Patients were assigned to one of two cohorts based on immunohistochemistry (IHC) status.
Cohort 1 (HER2-positive): Patients with IHC 3+ or IHC 2+ disease (N=80 total, including 62 with IHC 3+).
Cohort 2 (HER2-negative): Patients with IHC 0 or 1+ disease (N=7).
The major efficacy outcome measures were Objective Response Rate (ORR) and Duration of Response (DOR) as determined by an Independent Central Review.
Among the 62 patients with IHC3+ status per central assessment, the ORR was 52% and the median DOR was 14.9 months. The median Overall Survival was 18.1 months for IHC 3+ patients and 5.2 months for IHC 2+ patients. Common treatment related adverse events included diarrhea, infusion related reactions, nausea, vomiting, fatigue, and elevated liver enzymes. Treatment discontinuation rate was 2.3%.

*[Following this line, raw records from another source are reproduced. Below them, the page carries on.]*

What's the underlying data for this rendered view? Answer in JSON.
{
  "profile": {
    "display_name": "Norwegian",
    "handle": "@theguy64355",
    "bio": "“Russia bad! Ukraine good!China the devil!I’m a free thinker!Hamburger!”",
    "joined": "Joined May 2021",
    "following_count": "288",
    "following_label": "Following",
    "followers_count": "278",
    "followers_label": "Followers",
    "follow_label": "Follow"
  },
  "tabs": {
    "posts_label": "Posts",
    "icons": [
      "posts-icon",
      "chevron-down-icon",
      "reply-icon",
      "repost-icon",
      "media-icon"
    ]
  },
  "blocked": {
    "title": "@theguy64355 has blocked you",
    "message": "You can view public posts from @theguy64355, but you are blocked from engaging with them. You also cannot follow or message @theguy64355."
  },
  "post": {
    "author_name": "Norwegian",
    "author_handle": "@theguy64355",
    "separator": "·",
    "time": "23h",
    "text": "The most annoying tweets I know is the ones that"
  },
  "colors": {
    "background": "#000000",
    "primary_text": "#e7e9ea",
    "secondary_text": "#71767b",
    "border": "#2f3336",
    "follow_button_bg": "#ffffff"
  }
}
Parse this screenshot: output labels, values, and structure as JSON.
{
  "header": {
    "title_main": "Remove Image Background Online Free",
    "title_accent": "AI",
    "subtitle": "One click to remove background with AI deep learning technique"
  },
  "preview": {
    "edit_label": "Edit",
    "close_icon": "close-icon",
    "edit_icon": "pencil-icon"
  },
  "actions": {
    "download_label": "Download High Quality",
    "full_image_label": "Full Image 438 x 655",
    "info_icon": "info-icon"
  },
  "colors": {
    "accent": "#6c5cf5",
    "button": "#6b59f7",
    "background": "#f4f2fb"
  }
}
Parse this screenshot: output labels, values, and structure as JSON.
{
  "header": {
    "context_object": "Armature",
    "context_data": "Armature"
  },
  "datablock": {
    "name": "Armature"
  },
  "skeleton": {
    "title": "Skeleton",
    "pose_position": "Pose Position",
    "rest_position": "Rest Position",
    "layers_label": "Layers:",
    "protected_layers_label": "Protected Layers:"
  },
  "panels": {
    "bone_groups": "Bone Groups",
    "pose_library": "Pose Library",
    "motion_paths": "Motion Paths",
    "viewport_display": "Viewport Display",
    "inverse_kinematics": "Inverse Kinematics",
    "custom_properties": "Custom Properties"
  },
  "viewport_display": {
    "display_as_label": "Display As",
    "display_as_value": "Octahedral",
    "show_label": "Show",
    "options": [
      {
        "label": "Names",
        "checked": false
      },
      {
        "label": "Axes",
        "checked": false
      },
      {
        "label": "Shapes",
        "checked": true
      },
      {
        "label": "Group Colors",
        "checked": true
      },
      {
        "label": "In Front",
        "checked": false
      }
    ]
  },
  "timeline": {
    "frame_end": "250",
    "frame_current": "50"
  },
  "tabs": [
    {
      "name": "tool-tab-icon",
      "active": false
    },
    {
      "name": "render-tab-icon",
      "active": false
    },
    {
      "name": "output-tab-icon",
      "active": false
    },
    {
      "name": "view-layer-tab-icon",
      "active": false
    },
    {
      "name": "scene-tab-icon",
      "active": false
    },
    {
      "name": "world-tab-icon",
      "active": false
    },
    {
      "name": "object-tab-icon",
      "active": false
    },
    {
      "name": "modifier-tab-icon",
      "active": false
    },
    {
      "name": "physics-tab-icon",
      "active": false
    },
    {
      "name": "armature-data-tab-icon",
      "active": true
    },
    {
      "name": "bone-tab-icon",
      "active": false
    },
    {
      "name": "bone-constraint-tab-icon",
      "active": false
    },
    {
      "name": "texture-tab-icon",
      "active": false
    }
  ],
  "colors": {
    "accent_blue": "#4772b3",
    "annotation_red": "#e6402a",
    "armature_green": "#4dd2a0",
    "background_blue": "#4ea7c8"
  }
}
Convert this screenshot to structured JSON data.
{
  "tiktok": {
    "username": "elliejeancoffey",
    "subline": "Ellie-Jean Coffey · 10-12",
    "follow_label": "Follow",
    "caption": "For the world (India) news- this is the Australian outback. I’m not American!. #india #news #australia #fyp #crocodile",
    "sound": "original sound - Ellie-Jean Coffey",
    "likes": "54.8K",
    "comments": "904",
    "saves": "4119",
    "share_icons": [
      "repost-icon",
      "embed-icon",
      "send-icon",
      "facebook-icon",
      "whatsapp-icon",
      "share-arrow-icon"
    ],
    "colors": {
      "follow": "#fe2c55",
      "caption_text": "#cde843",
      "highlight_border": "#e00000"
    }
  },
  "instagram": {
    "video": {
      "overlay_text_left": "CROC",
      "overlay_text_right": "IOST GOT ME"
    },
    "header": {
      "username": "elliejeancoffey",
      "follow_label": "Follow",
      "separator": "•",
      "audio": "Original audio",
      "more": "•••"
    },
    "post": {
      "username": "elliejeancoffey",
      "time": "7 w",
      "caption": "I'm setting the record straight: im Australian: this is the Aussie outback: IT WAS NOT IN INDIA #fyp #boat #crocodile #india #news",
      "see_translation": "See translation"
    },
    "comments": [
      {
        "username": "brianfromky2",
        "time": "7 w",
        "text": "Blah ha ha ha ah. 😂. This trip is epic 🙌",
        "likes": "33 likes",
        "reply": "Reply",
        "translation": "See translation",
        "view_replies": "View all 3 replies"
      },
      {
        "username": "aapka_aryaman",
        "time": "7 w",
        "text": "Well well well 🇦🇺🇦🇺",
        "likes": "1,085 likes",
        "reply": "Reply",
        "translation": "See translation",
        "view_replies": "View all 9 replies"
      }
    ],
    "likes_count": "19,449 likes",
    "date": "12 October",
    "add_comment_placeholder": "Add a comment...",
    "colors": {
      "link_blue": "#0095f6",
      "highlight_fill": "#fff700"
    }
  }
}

In conclusion, the approval of Zanidatamab represents a significant advancement in the management of HER2-positive BTC and a critical unmet need. A Phase 3 trial is planned to evaluate Zanidatamab in the first-line setting for metastatic BTC.
Zanidatamab in previously-treated HER2-positive (HER2+) biliary tract cancer (BTC): Overall survival (OS) and longer follow-up from the phase 2b HERIZON-BTC-01 study. Pant S, Fan J, Oh D-Y, et al. J Clin Oncol. 2024;42(suppl 16):4091. doi:10.1200/JCO.2024.42.16_suppl.4091.